At present, the obstacles to doing business in Africa are not limited to the informal sector. Dianna Games writes that small and medium businesses are the backbone of African economies, and their success has never been more important than now as countries seek to regroup post COVID-19. Their most intractable problem is lack of access to finance, and while many governments have created special vehicles to provide SME finance, these can be prohibitively difficult to access and snarled in bureaucratic red tape.

Other writers in this edition make the point out that, in addition to the economy and health systems, the COVID-19 crisis also presents an opportunity for stimulus initiatives in other areas that are vital to improving African lives and livelihoods. Joe Walsh’s article examines the parameters of a proposed African Green Stimulus Programme (AGSP), which aims to upscale and enhance the blue and green economy as well as climate change initiatives. Will this programme really be the viable, real Green New Deal that Africa urgently requires? Only time will tell.

Raphel Obonyo’s article stresses that post-COVID recovery initiatives must also include tackling Africa’s youth unemployment crisis. The pandemic has upended many government youth job creation projects, including in Nigeria and Zambia. Going forward, Obonyo writes, African governments will have to foster an enabling environment for youth development, working with them as partners, not mere beneficiaries.

Speaking of Africa’s youth, it is they who are the core demographic driving the continent’s digitalisation, a process which has been boosted by the unusual demands of the pandemic, writes Michael Schmidt. His article examines how mobile penetration – 80% of Africans have a mobile phone subscription – is driving the continent’s digital transformation, bypassing capital-intensive legacy infrastructure. Almost 60% of these users are under 25, and 50% under 19.

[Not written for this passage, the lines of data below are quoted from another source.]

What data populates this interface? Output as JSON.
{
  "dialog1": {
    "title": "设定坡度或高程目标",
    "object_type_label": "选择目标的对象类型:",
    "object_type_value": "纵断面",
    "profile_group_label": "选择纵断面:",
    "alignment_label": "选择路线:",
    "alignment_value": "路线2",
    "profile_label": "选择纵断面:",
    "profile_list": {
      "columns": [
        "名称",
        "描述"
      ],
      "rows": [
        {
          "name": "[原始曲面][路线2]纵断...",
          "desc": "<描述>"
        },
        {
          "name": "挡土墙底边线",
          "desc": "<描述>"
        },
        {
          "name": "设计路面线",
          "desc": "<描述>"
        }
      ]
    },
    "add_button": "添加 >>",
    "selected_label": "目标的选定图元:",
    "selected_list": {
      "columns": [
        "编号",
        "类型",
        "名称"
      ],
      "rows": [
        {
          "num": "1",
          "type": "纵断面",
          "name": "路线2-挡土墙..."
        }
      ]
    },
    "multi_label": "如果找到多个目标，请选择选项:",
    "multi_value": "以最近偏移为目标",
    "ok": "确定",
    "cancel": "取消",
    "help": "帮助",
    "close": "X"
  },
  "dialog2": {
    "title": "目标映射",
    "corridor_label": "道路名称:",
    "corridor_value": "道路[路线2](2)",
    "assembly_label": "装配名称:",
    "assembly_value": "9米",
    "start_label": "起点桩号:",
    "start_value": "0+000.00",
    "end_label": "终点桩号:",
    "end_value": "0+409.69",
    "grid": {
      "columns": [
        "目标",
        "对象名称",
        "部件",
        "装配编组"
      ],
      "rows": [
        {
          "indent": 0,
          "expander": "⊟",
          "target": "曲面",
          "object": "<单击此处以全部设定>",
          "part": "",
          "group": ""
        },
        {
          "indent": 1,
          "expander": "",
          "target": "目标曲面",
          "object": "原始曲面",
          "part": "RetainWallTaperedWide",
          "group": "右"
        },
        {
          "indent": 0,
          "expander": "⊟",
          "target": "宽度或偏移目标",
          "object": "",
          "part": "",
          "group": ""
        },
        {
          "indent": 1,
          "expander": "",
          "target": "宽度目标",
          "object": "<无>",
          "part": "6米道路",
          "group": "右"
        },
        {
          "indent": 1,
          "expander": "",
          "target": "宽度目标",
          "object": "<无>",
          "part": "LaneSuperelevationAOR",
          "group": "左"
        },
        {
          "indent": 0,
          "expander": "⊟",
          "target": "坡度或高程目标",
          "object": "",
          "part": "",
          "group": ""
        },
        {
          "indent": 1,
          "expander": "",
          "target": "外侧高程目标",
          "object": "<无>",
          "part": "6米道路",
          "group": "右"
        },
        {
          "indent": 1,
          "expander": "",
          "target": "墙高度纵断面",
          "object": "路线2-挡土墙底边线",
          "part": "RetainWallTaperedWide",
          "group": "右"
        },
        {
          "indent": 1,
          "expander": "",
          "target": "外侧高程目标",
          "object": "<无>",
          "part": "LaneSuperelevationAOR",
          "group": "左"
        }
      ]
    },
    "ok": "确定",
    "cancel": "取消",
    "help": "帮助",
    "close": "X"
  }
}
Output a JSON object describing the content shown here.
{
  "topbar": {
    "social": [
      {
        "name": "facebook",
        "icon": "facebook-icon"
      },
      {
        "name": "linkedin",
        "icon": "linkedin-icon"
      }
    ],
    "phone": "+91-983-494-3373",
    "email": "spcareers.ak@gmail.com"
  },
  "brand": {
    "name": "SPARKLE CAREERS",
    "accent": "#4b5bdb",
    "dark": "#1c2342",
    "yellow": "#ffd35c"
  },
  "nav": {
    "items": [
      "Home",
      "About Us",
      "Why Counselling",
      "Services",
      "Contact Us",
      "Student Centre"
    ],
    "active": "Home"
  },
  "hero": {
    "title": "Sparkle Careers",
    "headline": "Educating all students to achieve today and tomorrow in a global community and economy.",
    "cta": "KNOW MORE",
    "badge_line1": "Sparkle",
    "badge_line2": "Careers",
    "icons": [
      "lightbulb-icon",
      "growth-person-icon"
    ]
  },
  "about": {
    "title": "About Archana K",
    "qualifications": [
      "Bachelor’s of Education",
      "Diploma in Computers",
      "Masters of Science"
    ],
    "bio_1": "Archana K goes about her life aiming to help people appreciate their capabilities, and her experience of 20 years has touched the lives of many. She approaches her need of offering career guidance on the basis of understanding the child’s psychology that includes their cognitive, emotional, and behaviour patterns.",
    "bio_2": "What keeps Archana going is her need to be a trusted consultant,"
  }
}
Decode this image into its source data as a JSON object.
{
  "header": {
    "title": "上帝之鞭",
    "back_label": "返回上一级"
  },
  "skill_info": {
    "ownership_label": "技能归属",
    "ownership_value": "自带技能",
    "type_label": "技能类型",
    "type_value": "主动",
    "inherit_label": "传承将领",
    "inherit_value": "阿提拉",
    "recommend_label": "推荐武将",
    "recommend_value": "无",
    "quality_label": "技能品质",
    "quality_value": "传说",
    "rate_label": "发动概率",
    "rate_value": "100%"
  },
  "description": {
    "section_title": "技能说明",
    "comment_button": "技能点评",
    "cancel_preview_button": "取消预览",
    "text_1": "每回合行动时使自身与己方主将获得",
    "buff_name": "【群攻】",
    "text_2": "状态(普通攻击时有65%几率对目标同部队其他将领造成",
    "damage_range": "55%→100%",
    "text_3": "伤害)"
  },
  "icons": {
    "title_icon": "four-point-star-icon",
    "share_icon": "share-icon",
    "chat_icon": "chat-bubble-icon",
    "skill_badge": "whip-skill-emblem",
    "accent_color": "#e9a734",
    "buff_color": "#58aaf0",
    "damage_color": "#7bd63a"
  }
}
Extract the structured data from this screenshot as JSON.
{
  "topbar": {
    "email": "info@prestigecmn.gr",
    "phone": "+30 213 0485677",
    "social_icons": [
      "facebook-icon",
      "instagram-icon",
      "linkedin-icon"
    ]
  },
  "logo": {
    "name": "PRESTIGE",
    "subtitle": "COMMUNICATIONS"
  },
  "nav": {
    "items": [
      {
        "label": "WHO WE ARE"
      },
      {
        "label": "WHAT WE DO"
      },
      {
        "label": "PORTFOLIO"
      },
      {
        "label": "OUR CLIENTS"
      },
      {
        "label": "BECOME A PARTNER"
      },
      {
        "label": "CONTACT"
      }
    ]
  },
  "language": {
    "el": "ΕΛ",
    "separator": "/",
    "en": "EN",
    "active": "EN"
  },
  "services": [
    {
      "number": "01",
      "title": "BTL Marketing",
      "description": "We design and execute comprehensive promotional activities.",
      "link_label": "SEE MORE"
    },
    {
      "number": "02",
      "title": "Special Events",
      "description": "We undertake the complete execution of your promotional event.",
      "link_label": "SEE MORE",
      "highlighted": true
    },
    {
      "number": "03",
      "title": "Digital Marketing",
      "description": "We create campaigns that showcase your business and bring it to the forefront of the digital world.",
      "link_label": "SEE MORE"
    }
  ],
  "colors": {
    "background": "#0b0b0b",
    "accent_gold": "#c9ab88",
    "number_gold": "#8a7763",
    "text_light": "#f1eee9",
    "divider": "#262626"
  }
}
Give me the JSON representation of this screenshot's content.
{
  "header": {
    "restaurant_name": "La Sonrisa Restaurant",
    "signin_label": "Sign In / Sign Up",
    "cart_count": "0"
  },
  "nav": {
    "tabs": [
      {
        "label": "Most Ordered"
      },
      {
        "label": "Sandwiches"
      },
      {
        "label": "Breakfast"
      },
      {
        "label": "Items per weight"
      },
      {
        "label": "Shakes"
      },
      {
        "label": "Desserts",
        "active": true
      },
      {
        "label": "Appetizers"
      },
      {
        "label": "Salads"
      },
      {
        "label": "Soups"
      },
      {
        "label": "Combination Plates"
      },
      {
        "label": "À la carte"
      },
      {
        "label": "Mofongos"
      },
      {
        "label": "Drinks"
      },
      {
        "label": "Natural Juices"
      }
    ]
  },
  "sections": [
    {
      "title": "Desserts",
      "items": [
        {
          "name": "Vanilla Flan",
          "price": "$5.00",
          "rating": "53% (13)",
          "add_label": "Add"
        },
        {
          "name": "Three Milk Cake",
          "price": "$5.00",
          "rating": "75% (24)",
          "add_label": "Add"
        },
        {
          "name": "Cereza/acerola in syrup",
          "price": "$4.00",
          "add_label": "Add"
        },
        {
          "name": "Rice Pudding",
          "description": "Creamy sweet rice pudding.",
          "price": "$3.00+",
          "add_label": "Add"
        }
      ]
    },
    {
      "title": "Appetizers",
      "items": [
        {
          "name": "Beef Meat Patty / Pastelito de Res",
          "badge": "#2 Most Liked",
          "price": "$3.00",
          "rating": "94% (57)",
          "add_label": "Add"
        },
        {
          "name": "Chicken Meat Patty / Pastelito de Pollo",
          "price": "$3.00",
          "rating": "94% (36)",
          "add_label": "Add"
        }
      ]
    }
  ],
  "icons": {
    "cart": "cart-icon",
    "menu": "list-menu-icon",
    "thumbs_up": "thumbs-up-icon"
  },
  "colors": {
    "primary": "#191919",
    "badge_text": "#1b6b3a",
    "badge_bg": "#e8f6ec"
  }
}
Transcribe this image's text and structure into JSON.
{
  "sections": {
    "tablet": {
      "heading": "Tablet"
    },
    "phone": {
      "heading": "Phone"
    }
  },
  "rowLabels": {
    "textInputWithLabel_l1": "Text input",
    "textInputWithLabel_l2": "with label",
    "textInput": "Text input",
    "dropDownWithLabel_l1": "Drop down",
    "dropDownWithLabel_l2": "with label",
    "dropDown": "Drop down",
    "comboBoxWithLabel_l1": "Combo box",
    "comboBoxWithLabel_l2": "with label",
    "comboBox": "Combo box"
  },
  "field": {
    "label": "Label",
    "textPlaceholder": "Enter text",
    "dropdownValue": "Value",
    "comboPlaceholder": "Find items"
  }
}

Always mindful of the importance of listening to voices on the ground, this edition of Africa in Fact includes articles from regular contributors Justus Wanzala and Mark Kapchanga (East Africa) and Dorothy Asi (Nigeria), who share the experiences of people whose lives and livelihoods have been profoundly affected in different ways by COVID-19. The voices given space in these three articles are a powerful reminder, if one is needed, of the resilience and fortitude of Africa’s people in dealing with challenges too often amplified by poverty and underdevelopment, conflict and misgovernance.

Ultimately, as Derick Mazarura notes in his article that looks at wood and water insecurity in Africa, the COVID-19 pandemic has reminded us of the imperative of effective governments that deliver results.

Susan Russell is the editor of Good Governance Africa’s quarterly journal, Africa in Fact. She has worked in the media industry for more than 30 years as a journalist, editor, publisher, and as a general manager. Career highlights include several years working for Business Day and more than a decade as a reporter, editor and General Manager at the Sunday Times in Johannesburg.